Ergo, la Dominus Iesus reafirma el deber y el derecho de la Iglesia de proclamar el Evangelio a todos los hombres y en todos los tiempos, y, pone en guardia respecto del peligro de teorías e ideologías de carácter relativista que justifican el pluralismo religioso, que “en el debate contemporáneo sobre la relación entre el cristianismo y las demás religiones se abre paso cada vez más, la idea de que todas las religiones son caminos igualmente válidos para la salvación de sus seguidores” (cardenal Ratzinger), “el Señor Jesús, único Salvador, no estableció una simple comunidad de discípulos, sino que constituyó a la Iglesia como misterio salvífico… Cristo y la Iglesia no se pueden confundir pero tampoco separar, y constituyen un único ‘Cristo total’” (Dominus Iesus, n. 16).
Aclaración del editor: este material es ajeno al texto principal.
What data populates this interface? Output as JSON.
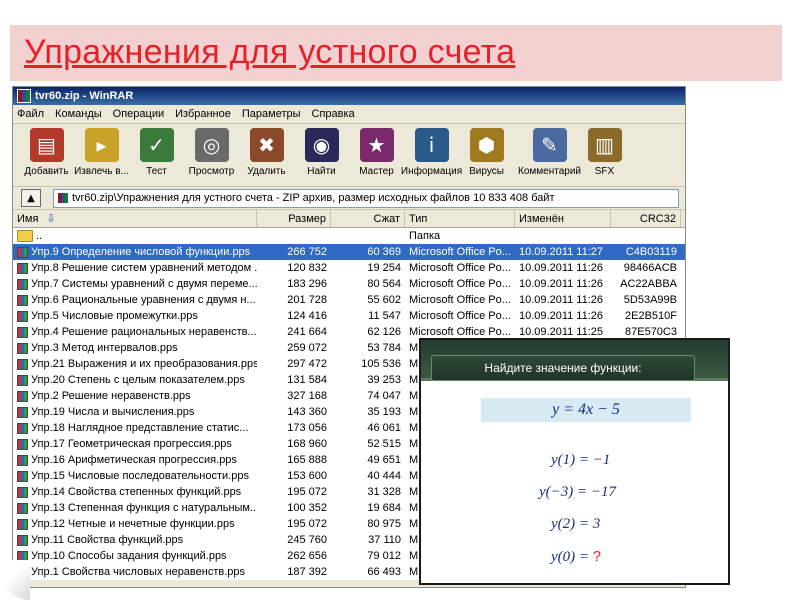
{
  "slide": {
    "title": "Упражнения для устного счета"
  },
  "window": {
    "title": "tvr60.zip - WinRAR",
    "menu": [
      "Файл",
      "Команды",
      "Операции",
      "Избранное",
      "Параметры",
      "Справка"
    ],
    "toolbar": [
      {
        "label": "Добавить",
        "icon": "books-stack-icon",
        "color": "#b23a2a",
        "glyph": "▤"
      },
      {
        "label": "Извлечь в...",
        "icon": "folder-extract-icon",
        "color": "#c9a227",
        "glyph": "▸"
      },
      {
        "label": "Тест",
        "icon": "checkmark-icon",
        "color": "#3a7a3a",
        "glyph": "✓"
      },
      {
        "label": "Просмотр",
        "icon": "glasses-icon",
        "color": "#6a6a6a",
        "glyph": "◎"
      },
      {
        "label": "Удалить",
        "icon": "trash-icon",
        "color": "#8a4a2a",
        "glyph": "✖"
      },
      {
        "label": "Найти",
        "icon": "binoculars-icon",
        "color": "#2a2a5a",
        "glyph": "◉"
      },
      {
        "label": "Мастер",
        "icon": "wizard-icon",
        "color": "#7a2a6a",
        "glyph": "★"
      },
      {
        "label": "Информация",
        "icon": "info-icon",
        "color": "#2a5a8a",
        "glyph": "i"
      },
      {
        "label": "Вирусы",
        "icon": "virus-scan-icon",
        "color": "#a07a20",
        "glyph": "⬢"
      },
      {
        "label": "Комментарий",
        "icon": "comment-icon",
        "color": "#4a6aa0",
        "glyph": "✎"
      },
      {
        "label": "SFX",
        "icon": "sfx-archive-icon",
        "color": "#8a6a2a",
        "glyph": "▥"
      }
    ],
    "path": "tvr60.zip\\Упражнения для устного счета - ZIP архив, размер исходных файлов 10 833 408 байт",
    "columns": {
      "name": "Имя",
      "size": "Размер",
      "packed": "Сжат",
      "type": "Тип",
      "modified": "Изменён",
      "crc": "CRC32"
    },
    "parent_row": {
      "name": "..",
      "type": "Папка"
    },
    "rows": [
      {
        "name": "Упр.9 Определение числовой функции.pps",
        "size": "266 752",
        "packed": "60 369",
        "type": "Microsoft Office Po...",
        "modified": "10.09.2011 11:27",
        "crc": "C4B03119",
        "selected": true
      },
      {
        "name": "Упр.8 Решение систем уравнений методом ...",
        "size": "120 832",
        "packed": "19 254",
        "type": "Microsoft Office Po...",
        "modified": "10.09.2011 11:26",
        "crc": "98466ACB"
      },
      {
        "name": "Упр.7 Системы уравнений с двумя переме...",
        "size": "183 296",
        "packed": "80 564",
        "type": "Microsoft Office Po...",
        "modified": "10.09.2011 11:26",
        "crc": "AC22ABBA"
      },
      {
        "name": "Упр.6 Рациональные уравнения с двумя н...",
        "size": "201 728",
        "packed": "55 602",
        "type": "Microsoft Office Po...",
        "modified": "10.09.2011 11:26",
        "crc": "5D53A99B"
      },
      {
        "name": "Упр.5 Числовые промежутки.pps",
        "size": "124 416",
        "packed": "11 547",
        "type": "Microsoft Office Po...",
        "modified": "10.09.2011 11:26",
        "crc": "2E2B510F"
      },
      {
        "name": "Упр.4 Решение рациональных неравенств....",
        "size": "241 664",
        "packed": "62 126",
        "type": "Microsoft Office Po...",
        "modified": "10.09.2011 11:25",
        "crc": "87E570C3"
      },
      {
        "name": "Упр.3 Метод интервалов.pps",
        "size": "259 072",
        "packed": "53 784",
        "type": "M",
        "modified": "",
        "crc": ""
      },
      {
        "name": "Упр.21 Выражения и их преобразования.pps",
        "size": "297 472",
        "packed": "105 536",
        "type": "M",
        "modified": "",
        "crc": ""
      },
      {
        "name": "Упр.20 Степень с целым показателем.pps",
        "size": "131 584",
        "packed": "39 253",
        "type": "M",
        "modified": "",
        "crc": ""
      },
      {
        "name": "Упр.2 Решение неравенств.pps",
        "size": "327 168",
        "packed": "74 047",
        "type": "M",
        "modified": "",
        "crc": ""
      },
      {
        "name": "Упр.19 Числа и вычисления.pps",
        "size": "143 360",
        "packed": "35 193",
        "type": "M",
        "modified": "",
        "crc": ""
      },
      {
        "name": "Упр.18  Наглядное представление статис...",
        "size": "173 056",
        "packed": "46 061",
        "type": "M",
        "modified": "",
        "crc": ""
      },
      {
        "name": "Упр.17 Геометрическая прогрессия.pps",
        "size": "168 960",
        "packed": "52 515",
        "type": "M",
        "modified": "",
        "crc": ""
      },
      {
        "name": "Упр.16 Арифметическая прогрессия.pps",
        "size": "165 888",
        "packed": "49 651",
        "type": "M",
        "modified": "",
        "crc": ""
      },
      {
        "name": "Упр.15 Числовые последовательности.pps",
        "size": "153 600",
        "packed": "40 444",
        "type": "M",
        "modified": "",
        "crc": ""
      },
      {
        "name": "Упр.14 Свойства степенных функций.pps",
        "size": "195 072",
        "packed": "31 328",
        "type": "M",
        "modified": "",
        "crc": ""
      },
      {
        "name": "Упр.13 Степенная функция с натуральным...",
        "size": "100 352",
        "packed": "19 684",
        "type": "M",
        "modified": "",
        "crc": ""
      },
      {
        "name": "Упр.12 Четные и нечетные функции.pps",
        "size": "195 072",
        "packed": "80 975",
        "type": "M",
        "modified": "",
        "crc": ""
      },
      {
        "name": "Упр.11 Свойства функций.pps",
        "size": "245 760",
        "packed": "37 110",
        "type": "M",
        "modified": "",
        "crc": ""
      },
      {
        "name": "Упр.10 Способы задания функций.pps",
        "size": "262 656",
        "packed": "79 012",
        "type": "M",
        "modified": "",
        "crc": ""
      },
      {
        "name": "Упр.1 Свойства числовых неравенств.pps",
        "size": "187 392",
        "packed": "66 493",
        "type": "M",
        "modified": "",
        "crc": ""
      }
    ]
  },
  "exercise": {
    "task": "Найдите значение функции:",
    "function": "y = 4x − 5",
    "equations": [
      {
        "text": "y(1) = −1",
        "answer": ""
      },
      {
        "text": "y(−3) = −17",
        "answer": ""
      },
      {
        "text": "y(2) = 3",
        "answer": ""
      },
      {
        "text": "y(0) = ",
        "answer": "?"
      }
    ]
  }
}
La Declaración conciliar sobre la libertad religiosa, ya lo había subrayado: “En primer término el sagrado Concilio profesa que Dios mismo manifestó al género humano el camino por el cual los hombres, sirviéndole a Él, pueden salvarse y llegar a ser bienaventurados en Cristo. Creemos que esta única religión verdadera subsiste en la Iglesia Católica y Apostólica, a la cual el Señor Jesús confió la obligación de difundirla a todos los hombres”.
Si se han de respetar las “semillas del Verbo” en las religiones paganas, ¿cuánto más no será de respetar no ya las semillas sino la presencia misma del Verbo?